The poet later deals with the problems of human life, as in the third stanza:
– Here, where people sit and hear each other’s groans;
Where paralysis shakes some sad last gray hair,
Where youth grows pale, ghostly thin and dies;
If you are not thinking, then you are full of sadness.
Unlike Keats, Coleridge uses the moral teachings of Christianity in The Land of the Ancient Mariner. He placed great emphasis on the concept of sin and redemption. In fact, The Age of the Ancient Mariner is like a fairy tale, which at first seems like a children’s story without any deeper meaning, but upon closer inspection, readers realize that it contains the deepest moral teachings. The moral of The Rime of the Ancient Mariner is:
He who loves the most prays best
All things great and small;
For the dear God who loves us,
He created and loves everything.
Christianity teaches us the same thing: to love God and his creatures. No other religion puts so much emphasis on this kind of love. The albatross gave this love to sailors by bringing them joy and luck. Thus, the albatross is also a magical bird. This is the bird that brings good luck and fair winds to sailors. The ancient mariner acted selfishly and brutally when he killed her. He thought only of his own pleasure. He didn’t even think that he would kill an innocent bird for no reason. He didn’t lack for food, but also for kindness. He forgot that there is a god who is more powerful than anything. God certainly didn’t like that he killed the bird for no reason.
God showed the sailor that no matter how much power man has, he must not be cruel to nature. If they don’t follow humanity, they will be punished. The punishment the sailor suffered was terrible. He suffered the worst form of pain: loneliness and isolation. Human beings are social animals by nature, so being alone in a ship in an endless sea must have been a terrible thing to suffer. He often wished he would die, but he didn’t
An orphan curse would send him to hell
Spirit from on high;
But he! more horrible than that
The curse is in the eyes of the dead!
Seven days and seven nights I saw that curse
And yet I could not die.
Only after the sailor realized his sin and prayed deeply to God for forgiveness was he saved.

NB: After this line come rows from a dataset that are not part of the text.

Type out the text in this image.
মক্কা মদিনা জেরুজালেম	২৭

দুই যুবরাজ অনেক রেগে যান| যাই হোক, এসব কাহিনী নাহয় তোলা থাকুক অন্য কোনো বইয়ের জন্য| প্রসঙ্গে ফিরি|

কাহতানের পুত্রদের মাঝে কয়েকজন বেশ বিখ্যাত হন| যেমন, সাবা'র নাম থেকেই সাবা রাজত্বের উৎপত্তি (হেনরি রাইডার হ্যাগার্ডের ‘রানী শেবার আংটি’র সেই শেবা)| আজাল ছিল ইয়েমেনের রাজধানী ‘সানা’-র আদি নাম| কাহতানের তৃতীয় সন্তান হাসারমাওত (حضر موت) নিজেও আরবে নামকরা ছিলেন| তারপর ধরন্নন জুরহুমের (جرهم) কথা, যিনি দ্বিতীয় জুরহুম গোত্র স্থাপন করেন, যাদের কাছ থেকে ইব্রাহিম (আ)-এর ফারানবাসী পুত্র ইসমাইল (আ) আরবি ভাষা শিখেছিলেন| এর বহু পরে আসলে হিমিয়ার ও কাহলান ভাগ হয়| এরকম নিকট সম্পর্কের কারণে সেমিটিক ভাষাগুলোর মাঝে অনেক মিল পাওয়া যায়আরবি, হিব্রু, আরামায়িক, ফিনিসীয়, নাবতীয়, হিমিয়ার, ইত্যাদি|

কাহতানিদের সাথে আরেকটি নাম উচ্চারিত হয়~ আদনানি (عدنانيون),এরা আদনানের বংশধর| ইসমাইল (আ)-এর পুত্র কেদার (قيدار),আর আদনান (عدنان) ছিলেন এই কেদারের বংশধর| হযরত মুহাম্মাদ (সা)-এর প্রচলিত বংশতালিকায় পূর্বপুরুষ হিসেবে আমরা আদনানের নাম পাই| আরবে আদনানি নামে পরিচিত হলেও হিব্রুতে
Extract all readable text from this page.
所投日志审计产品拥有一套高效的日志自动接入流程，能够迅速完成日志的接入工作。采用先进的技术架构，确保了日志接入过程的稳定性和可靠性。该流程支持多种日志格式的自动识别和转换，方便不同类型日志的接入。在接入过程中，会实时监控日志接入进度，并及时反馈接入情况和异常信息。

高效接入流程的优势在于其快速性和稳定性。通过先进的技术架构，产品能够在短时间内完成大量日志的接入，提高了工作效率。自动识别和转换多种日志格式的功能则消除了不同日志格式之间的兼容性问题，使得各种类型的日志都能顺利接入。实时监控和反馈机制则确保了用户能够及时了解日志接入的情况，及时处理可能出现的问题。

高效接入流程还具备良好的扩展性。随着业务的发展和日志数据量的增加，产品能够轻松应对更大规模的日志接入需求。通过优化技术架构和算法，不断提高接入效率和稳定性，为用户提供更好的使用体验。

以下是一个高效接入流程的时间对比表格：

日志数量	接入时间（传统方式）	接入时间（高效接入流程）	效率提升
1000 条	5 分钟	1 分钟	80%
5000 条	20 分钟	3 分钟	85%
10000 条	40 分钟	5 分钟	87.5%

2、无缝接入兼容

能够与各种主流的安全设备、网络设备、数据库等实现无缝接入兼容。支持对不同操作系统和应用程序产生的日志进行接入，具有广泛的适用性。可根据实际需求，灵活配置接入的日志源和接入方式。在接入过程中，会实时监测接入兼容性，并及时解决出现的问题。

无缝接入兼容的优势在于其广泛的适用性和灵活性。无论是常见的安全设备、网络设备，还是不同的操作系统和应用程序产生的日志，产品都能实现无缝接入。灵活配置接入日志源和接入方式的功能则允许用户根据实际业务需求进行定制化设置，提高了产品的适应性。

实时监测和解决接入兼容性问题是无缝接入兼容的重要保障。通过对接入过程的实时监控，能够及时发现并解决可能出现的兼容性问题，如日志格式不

The very moment I could pray;
And from my neck so freely
The Albatross fell and sank
Like lead into the sea.
Coleridge was not a very religious person in his personal life, but in this poem he praised Christianity very highly. Christianity always asks its followers to ask for God’s forgiveness every day. If someone prays from the bottom of his heart, God is always ready to forgive him. The poem also shows Coleridge’s deep love for his country, England. When the sailor returned from his trip to England, he felt that he had arrived in heaven
SHE! dream of joy! it really is
Can I see the top of the lighthouse?
Is this the hill? is this the church?
Is this my own country?
In summary, the two poems are one of the greatest poems about birds in English literature. Poets used birds as symbols and associated them with their own lives. Birds are magical, but there is more to them than magic. They take us to another world – a dreamy and ideal world. The main difference between two poets is that for nightingale John Keats, the sky seems like something and has no connection with everyday human life, rather something that is beyond our ordinary life. On the other hand, ST Coleridge’s albatross is something that is related to our daily lives. The sailors fed him and played with him. He was like their only friend in the endless sea.